You can also filter the list of suggestions by Significance: the AI/ML engine assigns a value of Low, Medium, or High to each alert. Significance is a cumulative score for each suggestion, based on the rareness and "badness" (log severity level) of the log events within that alert. If you have a high Significance setting, the Root Cause events will have to be more rare and more "bad" to show up in the list of suggestions.

By default, only suggestions with a significance of Medium and High are shown on the Alerts page, so if you want to also see alerts with Low significance, select Low or greater for this filter.

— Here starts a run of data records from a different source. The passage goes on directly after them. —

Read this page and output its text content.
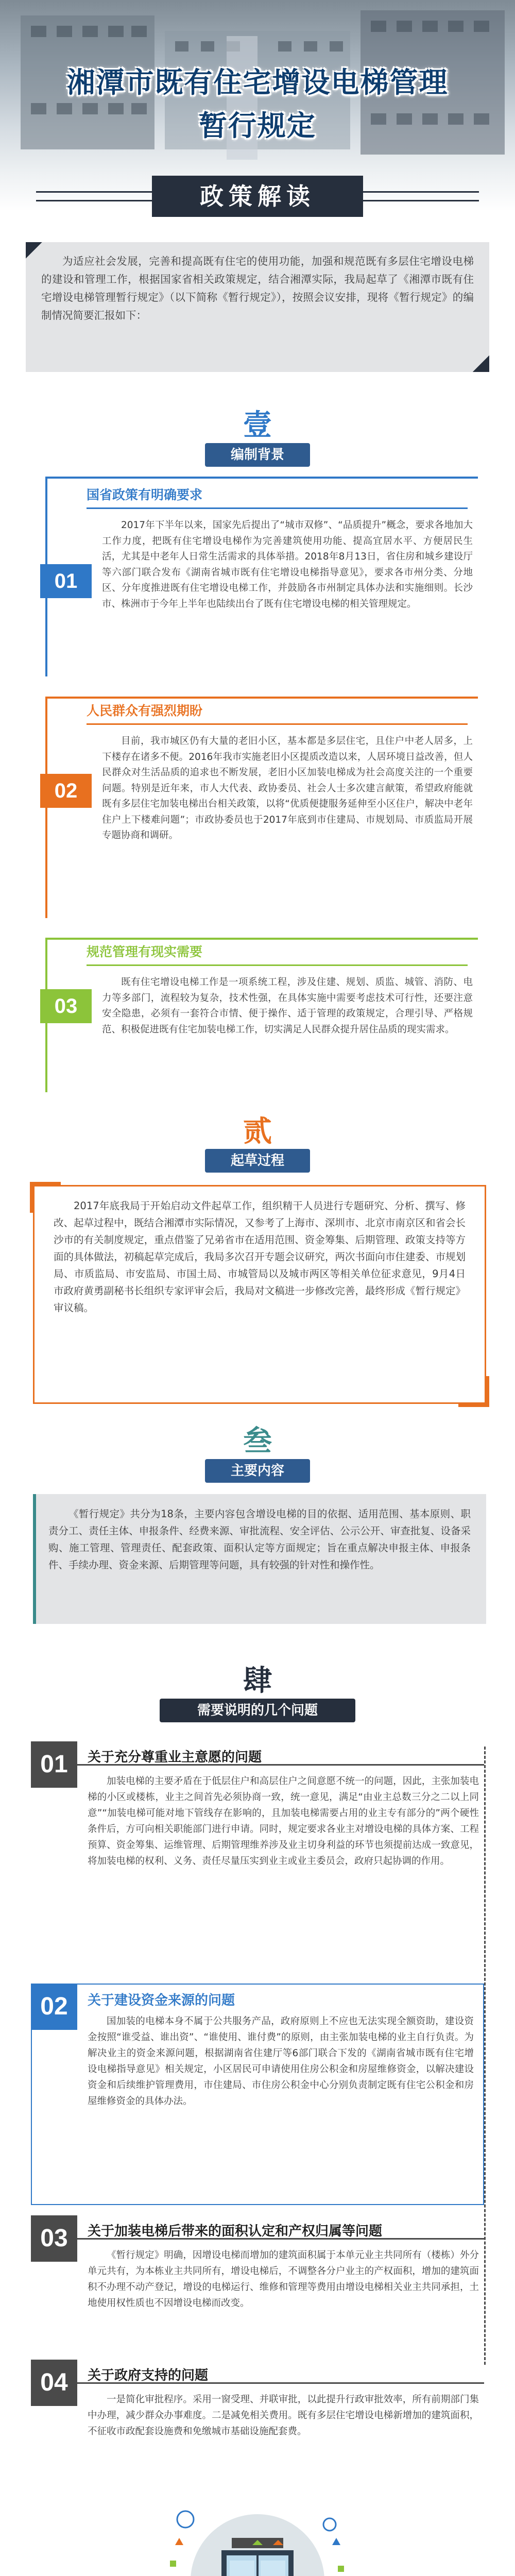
湘潭市既有住宅增设电梯管理
暂行规定
政策解读

为适应社会发展，完善和提高既有住宅的使用功能，加强和规范既有多层住宅增设电梯的建设和管理工作，根据国家省相关政策规定，结合湘潭实际，我局起草了《湘潭市既有住宅增设电梯管理暂行规定》（以下简称《暂行规定》），按照会议安排，现将《暂行规定》的编制情况简要汇报如下：

壹
编制背景
国省政策有明确要求
01

2017年下半年以来，国家先后提出了“城市双修”、“品质提升”概念，要求各地加大工作力度，把既有住宅增设电梯作为完善建筑使用功能、提高宜居水平、方便居民生活，尤其是中老年人日常生活需求的具体举措。2018年8月13日，省住房和城乡建设厅等六部门联合发布《湖南省城市既有住宅增设电梯指导意见》，要求各市州分类、分地区、分年度推进既有住宅增设电梯工作，并鼓励各市州制定具体办法和实施细则。长沙市、株洲市于今年上半年也陆续出台了既有住宅增设电梯的相关管理规定。

人民群众有强烈期盼
02

目前，我市城区仍有大量的老旧小区，基本都是多层住宅，且住户中老人居多，上下楼存在诸多不便。2016年我市实施老旧小区提质改造以来，人居环境日益改善，但人民群众对生活品质的追求也不断发展，老旧小区加装电梯成为社会高度关注的一个重要问题。特别是近年来，市人大代表、政协委员、社会人士多次建言献策，希望政府能就既有多层住宅加装电梯出台相关政策，以将“优质便捷服务延伸至小区住户，解决中老年住户上下楼难问题”；市政协委员也于2017年底到市住建局、市规划局、市质监局开展专题协商和调研。

规范管理有现实需要
03

既有住宅增设电梯工作是一项系统工程，涉及住建、规划、质监、城管、消防、电力等多部门，流程较为复杂，技术性强，在具体实施中需要考虑技术可行性，还要注意安全隐患，必须有一套符合市情、便于操作、适于管理的政策规定，合理引导、严格规范、积极促进既有住宅加装电梯工作，切实满足人民群众提升居住品质的现实需求。

贰
起草过程

2017年底我局于开始启动文件起草工作，组织精干人员进行专题研究、分析、撰写、修改、起草过程中，既结合湘潭市实际情况，又参考了上海市、深圳市、北京市南京区和省会长沙市的有关制度规定，重点借鉴了兄弟省市在适用范围、资金筹集、后期管理、政策支持等方面的具体做法，初稿起草完成后，我局多次召开专题会议研究，两次书面向市住建委、市规划局、市质监局、市安监局、市国土局、市城管局以及城市两区等相关单位征求意见，9月4日市政府黄勇副秘书长组织专家评审会后，我局对文稿进一步修改完善，最终形成《暂行规定》审议稿。

叁
主要内容

《暂行规定》共分为18条，主要内容包含增设电梯的目的依据、适用范围、基本原则、职责分工、责任主体、申报条件、经费来源、审批流程、安全评估、公示公开、审查批复、设备采购、施工管理、管理责任、配套政策、面积认定等方面规定；旨在重点解决申报主体、申报条件、手续办理、资金来源、后期管理等问题，具有较强的针对性和操作性。

肆
需要说明的几个问题
01	关于充分尊重业主意愿的问题

加装电梯的主要矛盾在于低层住户和高层住户之间意愿不统一的问题，因此，主张加装电梯的小区或楼栋，业主之间首先必须协商一致，统一意见，满足“由业主总数三分之二以上同意”“加装电梯可能对地下管线存在影响的，且加装电梯需要占用的业主专有部分的”两个硬性条件后，方可向相关职能部门进行申请。同时，规定要求各业主对增设电梯的具体方案、工程预算、资金筹集、运维管理、后期管理维养涉及业主切身利益的环节也须提前达成一致意见，将加装电梯的权利、义务、责任尽量压实到业主或业主委员会，政府只起协调的作用。

02	关于建设资金来源的问题

国加装的电梯本身不属于公共服务产品，政府原则上不应也无法实现全额资助，建设资金按照“谁受益、谁出资”、“谁使用、谁付费”的原则，由主张加装电梯的业主自行负责。为解决业主的资金来源问题，根据湖南省住建厅等6部门联合下发的《湖南省城市既有住宅增设电梯指导意见》相关规定，小区居民可申请使用住房公积金和房屋维修资金，以解决建设资金和后续维护管理费用，市住建局、市住房公积金中心分别负责制定既有住宅公积金和房屋维修资金的具体办法。

03	关于加装电梯后带来的面积认定和产权归属等问题

《暂行规定》明确，因增设电梯而增加的建筑面积属于本单元业主共同所有（楼栋）外分单元共有，为本栋业主共同所有，增设电梯后，不调整各分户业主的产权面积，增加的建筑面积不办理不动产登记，增设的电梯运行、维修和管理等费用由增设电梯相关业主共同承担，土地使用权性质也不因增设电梯而改变。

04	关于政府支持的问题

一是简化审批程序。采用一窗受理、并联审批，以此提升行政审批效率，所有前期部门集中办理，减少群众办事难度。二是减免相关费用。既有多层住宅增设电梯新增加的建筑面积，不征收市政配套设施费和免缴城市基础设施配套费。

You can edit the default Significance setting by editing the Root Cause Significance setting on the Report Settings page (Settings () > Root Cause Settings.

These filters appear on the Selected Filter dialog, which displays when you click the Filtering button () on the Alerts page:

There is also a Search bar at the top of the Alerts page that you can use for text or regular expression (regex) searches, and a toggle for Core Events and All Events.

For more information about filtering, see Using the Filters on the Alerts Page in Zebrium.

Evaluating Zebrium

The best way to try Zebrium is on a system that is experiencing an actual problem. If there are no real problems, Zebrium will not find anything useful.

As an alternative, you can try Zebrium in an environment where you can simulate a real problem. You can also use this step-by-step guide to set up a demonstration online shopping application and cause a failure by using an open source chaos tool.

Signing Up for a New Account

To sign up for a new account and start sending your logs to Zebrium, watch this five-minute "Getting Started" video:

The video covers how to :

  1. Sign up for a new account by visiting https://www.zebrium.com/ and clicking the blue Get Started Free button.

  2. Installing the Kubernetes log collector by using the customized Helm command found on the Welcome page. After you have configured the log collector, Zebrium can being reviewing your logs.

    You will need to set your Timezone and Service Group (zebrium.deployment) when installing the collector.

What does Zebrium Do with Your Logs?

As logs are received by Zebrium , the AI/ML engine automatically structures and categorizes each type of log event. This allows the AI/ML engine to identify anomalous log events. Many factors are used for anomaly detection, but the two most important are the rareness and the severity of each log line.

The AI/ML engine then looks for abnormal clusters of correlated anomalies across all the logs within a Service Group, also known as a failure domain. These clusters usually occur because of an actual problem.

If the AI/ML engine finds one of these clusters, it generates a Suggestion. The suggestion contains a payload that includes the cluster of log lines.

Other than the log events that are contained in alerts, all other log data is discarded after a few hours.